If neither `OAuth2AuthorizedClient` or `ClientRegistration.getRegistrationId()` is provided as a request attribute, the `ServerOAuth2AuthorizedClientExchangeFilterFunction` can determine the _default_ client to use depending on it's configuration.

If `setDefaultOAuth2AuthorizedClient(true)` is configured and the user has authenticated using `ServerHttpSecurity.oauth2Login()`, the `OAuth2AccessToken` associated with the current `OAuth2AuthenticationToken` is used.

The following code shows the specific configuration:

====
.Java
[source,java,role="primary"]
----
@Bean
WebClient webClient(ReactiveOAuth2AuthorizedClientManager authorizedClientManager) {
	ServerOAuth2AuthorizedClientExchangeFilterFunction oauth2Client =
			new ServerOAuth2AuthorizedClientExchangeFilterFunction(authorizedClientManager);
	oauth2Client.setDefaultOAuth2AuthorizedClient(true);
	return WebClient.builder()
			.filter(oauth2Client)
			.build();
}
----

.Kotlin
[source,kotlin,role="secondary"]
----
@Bean
fun webClient(authorizedClientManager: ReactiveOAuth2AuthorizedClientManager): WebClient {
    val oauth2Client = ServerOAuth2AuthorizedClientExchangeFilterFunction(authorizedClientManager)
    oauth2Client.setDefaultOAuth2AuthorizedClient(true)
    return WebClient.builder()
            .filter(oauth2Client)
            .build()
}
----
====

[WARNING]
It is recommended to be cautious with this feature since all HTTP requests will receive the access token.

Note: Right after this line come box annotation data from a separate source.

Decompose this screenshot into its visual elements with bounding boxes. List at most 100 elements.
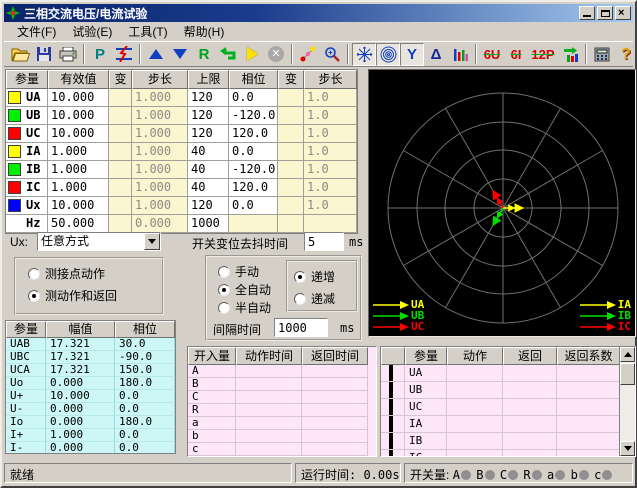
checkbox[interactable] xyxy=(389,450,393,457)
rms-cell[interactable]: 10.000 xyxy=(48,107,109,125)
checkbox[interactable] xyxy=(389,433,393,449)
result-table-scrollbar[interactable] xyxy=(619,347,635,456)
limit-cell[interactable]: 120 xyxy=(188,197,229,215)
vary-cell[interactable] xyxy=(109,161,132,179)
short-circuit-button[interactable] xyxy=(112,43,136,66)
step-cell[interactable]: 1.000 xyxy=(132,107,188,125)
step-cell[interactable]: 1.000 xyxy=(132,179,188,197)
vary-cell[interactable] xyxy=(109,107,132,125)
raise-button[interactable] xyxy=(144,43,168,66)
vary-cell[interactable] xyxy=(278,89,304,107)
six-voltage-button[interactable]: 6U xyxy=(480,43,504,66)
help-button[interactable]: ? xyxy=(614,43,637,66)
minimize-button[interactable] xyxy=(579,6,595,20)
menu-help[interactable]: 帮助(H) xyxy=(177,21,232,42)
calculator-button[interactable] xyxy=(590,43,614,66)
rms-cell[interactable]: 1.000 xyxy=(48,143,109,161)
radio-decrease[interactable]: 递减 xyxy=(294,290,335,307)
step-cell[interactable]: 1.000 xyxy=(132,89,188,107)
scroll-down-button[interactable] xyxy=(620,441,635,456)
step-cell[interactable]: 1.000 xyxy=(132,143,188,161)
menu-tools[interactable]: 工具(T) xyxy=(121,21,174,42)
menu-file[interactable]: 文件(F) xyxy=(10,21,63,42)
phase-cell[interactable]: -120.0 xyxy=(229,107,278,125)
scrollbar-thumb[interactable] xyxy=(620,363,635,385)
phase-step-cell[interactable]: 1.0 xyxy=(304,143,357,161)
limit-cell[interactable]: 120 xyxy=(188,125,229,143)
rays-view-button[interactable] xyxy=(352,43,376,66)
scroll-up-button[interactable] xyxy=(620,347,635,362)
radio-increase[interactable]: 递增 xyxy=(294,268,335,285)
phase-cell[interactable]: 0.0 xyxy=(229,197,278,215)
phase-step-cell[interactable]: 1.0 xyxy=(304,125,357,143)
vary-cell[interactable] xyxy=(109,197,132,215)
radio-contact-action[interactable]: 测接点动作 xyxy=(28,265,105,282)
close-button[interactable]: × xyxy=(615,6,631,20)
phase-cell[interactable]: 0.0 xyxy=(229,89,278,107)
delta-connection-button[interactable]: Δ xyxy=(424,43,448,66)
open-button[interactable] xyxy=(8,43,32,66)
step-cell[interactable]: 1.000 xyxy=(132,125,188,143)
phase-cell[interactable] xyxy=(229,215,278,233)
phase-step-cell[interactable]: 1.0 xyxy=(304,89,357,107)
rms-cell[interactable]: 10.000 xyxy=(48,89,109,107)
checkbox[interactable] xyxy=(389,382,393,398)
interval-input[interactable] xyxy=(274,318,328,337)
vary-cell[interactable] xyxy=(109,215,132,233)
zoom-button[interactable] xyxy=(320,43,344,66)
vary-cell[interactable] xyxy=(109,89,132,107)
phase-step-cell[interactable] xyxy=(304,215,357,233)
limit-cell[interactable]: 1000 xyxy=(188,215,229,233)
checkbox[interactable] xyxy=(389,416,393,432)
phase-cell[interactable]: -120.0 xyxy=(229,161,278,179)
vary-cell[interactable] xyxy=(278,125,304,143)
vary-cell[interactable] xyxy=(109,179,132,197)
step-cell[interactable]: 1.000 xyxy=(132,197,188,215)
rms-cell[interactable]: 1.000 xyxy=(48,161,109,179)
phase-step-cell[interactable]: 1.0 xyxy=(304,107,357,125)
vary-cell[interactable] xyxy=(109,143,132,161)
debounce-input[interactable] xyxy=(304,232,344,251)
limit-cell[interactable]: 40 xyxy=(188,161,229,179)
six-current-button[interactable]: 6I xyxy=(504,43,528,66)
vary-cell[interactable] xyxy=(278,143,304,161)
radio-semi-auto[interactable]: 半自动 xyxy=(218,299,271,316)
step-cell[interactable]: 1.000 xyxy=(132,161,188,179)
undo-button[interactable] xyxy=(216,43,240,66)
ux-mode-combobox[interactable]: 任意方式 xyxy=(37,232,161,251)
parameter-setup-button[interactable]: P xyxy=(88,43,112,66)
print-button[interactable] xyxy=(56,43,80,66)
phase-cell[interactable]: 120.0 xyxy=(229,179,278,197)
limit-cell[interactable]: 40 xyxy=(188,143,229,161)
circles-view-button[interactable] xyxy=(376,43,400,66)
vary-cell[interactable] xyxy=(109,125,132,143)
rms-cell[interactable]: 10.000 xyxy=(48,197,109,215)
vary-cell[interactable] xyxy=(278,215,304,233)
limit-cell[interactable]: 120 xyxy=(188,89,229,107)
rms-cell[interactable]: 10.000 xyxy=(48,125,109,143)
combo-dropdown-button[interactable] xyxy=(144,233,160,250)
phase-cell[interactable]: 120.0 xyxy=(229,125,278,143)
step-cell[interactable]: 0.000 xyxy=(132,215,188,233)
y-connection-button[interactable]: Y xyxy=(400,43,424,66)
vary-cell[interactable] xyxy=(278,179,304,197)
output-status-button[interactable] xyxy=(558,43,582,66)
phase-step-cell[interactable]: 1.0 xyxy=(304,161,357,179)
save-button[interactable] xyxy=(32,43,56,66)
phase-step-cell[interactable]: 1.0 xyxy=(304,197,357,215)
checkbox[interactable] xyxy=(389,365,393,381)
limit-cell[interactable]: 40 xyxy=(188,179,229,197)
vary-cell[interactable] xyxy=(278,197,304,215)
bar-chart-button[interactable] xyxy=(448,43,472,66)
radio-full-auto[interactable]: 全自动 xyxy=(218,281,271,298)
twelve-phase-button[interactable]: 12P xyxy=(528,43,558,66)
reset-button[interactable]: R xyxy=(192,43,216,66)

Alternatively, if `setDefaultClientRegistrationId("okta")` is configured with a valid `ClientRegistration`, the `OAuth2AccessToken` associated with the `OAuth2AuthorizedClient` is used.

The following code shows the specific configuration:

====
.Java
[source,java,role="primary"]
----
@Bean
WebClient webClient(ReactiveOAuth2AuthorizedClientManager authorizedClientManager) {
	ServerOAuth2AuthorizedClientExchangeFilterFunction oauth2Client =
			new ServerOAuth2AuthorizedClientExchangeFilterFunction(authorizedClientManager);
	oauth2Client.setDefaultClientRegistrationId("okta");
	return WebClient.builder()
			.filter(oauth2Client)
			.build();
}
----

.Kotlin
[source,kotlin,role="secondary"]
----
@Bean
fun webClient(authorizedClientManager: ReactiveOAuth2AuthorizedClientManager): WebClient {
    val oauth2Client = ServerOAuth2AuthorizedClientExchangeFilterFunction(authorizedClientManager)
    oauth2Client.setDefaultClientRegistrationId("okta")
    return WebClient.builder()
            .filter(oauth2Client)
            .build()
}
----
====

[WARNING]
It is recommended to be cautious with this feature since all HTTP requests will receive the access token.